March 29, 2019

Critical Cybersecurity Compliance Issues for Canadian and US Companies Operating Cross-Border

Laws governing cybersecurity and privacy have been in effect for a number of years in both Canada and the United States. Enforcement activities have been on the rise in both countries. Although the Canadian framework has one federal statute, supplemented by provincial laws, in the U.S. there are multiple federal laws and a growing number of state statutes and regulations that govern privacy and cybersecurity. Understanding the laws and regulations that are applicable to a business or client is imperative in order to assure that personal information and sensitive or confidential information are appropriately protected. For businesses that are engaged in Canadian-U.S. cross-border transactions it is important to have knowledge of laws and regulations on both sides of the border in order to assure that the personal and confidential information of  individuals is protected while also minimizing risks to businesses that may occur through penalties for non-compliance with laws and as a result of possible loss of strategic business information through hacking activities or other loss of data.

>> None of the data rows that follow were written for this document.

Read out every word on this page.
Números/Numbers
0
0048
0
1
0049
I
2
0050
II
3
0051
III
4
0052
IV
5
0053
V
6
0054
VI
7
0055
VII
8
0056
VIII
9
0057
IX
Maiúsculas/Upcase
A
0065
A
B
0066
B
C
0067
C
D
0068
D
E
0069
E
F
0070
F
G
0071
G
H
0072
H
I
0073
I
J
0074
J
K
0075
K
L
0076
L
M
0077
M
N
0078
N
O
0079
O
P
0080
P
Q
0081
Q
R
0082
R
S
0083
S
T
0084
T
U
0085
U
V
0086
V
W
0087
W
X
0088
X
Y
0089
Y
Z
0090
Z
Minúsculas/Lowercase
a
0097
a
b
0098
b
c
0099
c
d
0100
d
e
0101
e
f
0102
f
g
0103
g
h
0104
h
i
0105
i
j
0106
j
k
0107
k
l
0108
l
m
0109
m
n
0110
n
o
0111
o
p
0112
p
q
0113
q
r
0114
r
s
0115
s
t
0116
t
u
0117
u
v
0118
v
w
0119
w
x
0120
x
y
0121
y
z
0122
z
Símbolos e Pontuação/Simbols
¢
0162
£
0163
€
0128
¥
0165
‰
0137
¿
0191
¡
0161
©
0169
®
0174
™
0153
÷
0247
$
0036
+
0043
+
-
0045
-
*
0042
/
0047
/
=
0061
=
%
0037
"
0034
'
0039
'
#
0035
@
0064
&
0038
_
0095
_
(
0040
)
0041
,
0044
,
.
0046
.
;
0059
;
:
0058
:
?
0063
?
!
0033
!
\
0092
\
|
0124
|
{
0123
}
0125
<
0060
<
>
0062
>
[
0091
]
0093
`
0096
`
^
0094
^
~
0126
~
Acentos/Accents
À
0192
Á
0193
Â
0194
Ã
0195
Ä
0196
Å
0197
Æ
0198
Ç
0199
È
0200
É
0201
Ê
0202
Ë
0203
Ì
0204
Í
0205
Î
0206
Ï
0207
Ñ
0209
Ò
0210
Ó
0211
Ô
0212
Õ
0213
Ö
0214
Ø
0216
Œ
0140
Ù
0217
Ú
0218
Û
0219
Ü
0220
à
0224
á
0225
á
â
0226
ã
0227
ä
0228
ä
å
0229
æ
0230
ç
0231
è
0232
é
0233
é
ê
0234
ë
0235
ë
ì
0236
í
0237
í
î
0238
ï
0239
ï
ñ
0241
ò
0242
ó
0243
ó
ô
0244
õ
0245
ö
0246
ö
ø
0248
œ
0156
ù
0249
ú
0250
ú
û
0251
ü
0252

In the U.S., no single federal law regulates the privacy and security of personal information and confidential data.  Instead, there is a complex combination of federal and state laws and regulations that overlap and sometimes contradict one another.  Recently, data breach disclosure obligations have expanded significantly as data security breaches continue to dominate the news.  In addition, governmental agencies and industry groups have developed guidelines and self-regulatory regimes that create what amount to privacy and security best practices.  These new laws, coupled with the tremendous increase in data collection and processing, result in greater risk of privacy and security violations and create significant compliance challenges.

The U.S. Federal Trade Commission Act, The Health Information Portability and Accountability Act (HIPPA), The Electronic Communications Privacy Act, and the Children's Online Privacy Protection Act are several, but not all U.S. federal laws that govern certain actions or set out procedures that must be followed in order to protect private information as defined in the respective laws. The California Consumer Privacy Act and the Massachusetts Data Security Regulation are two state statutes that are trying to provide greater protection than may be available under federal laws. Washington State’s legislature is considering enacting a law called the Washington Privacy Act. If enacted, that law and the California act are two frameworks that are more stringent than other U.S. frameworks. The Washington legislation is more closely modeled after the European Union’s General Data Protection Regulation, which is more restrictive on businesses than current U.S. laws.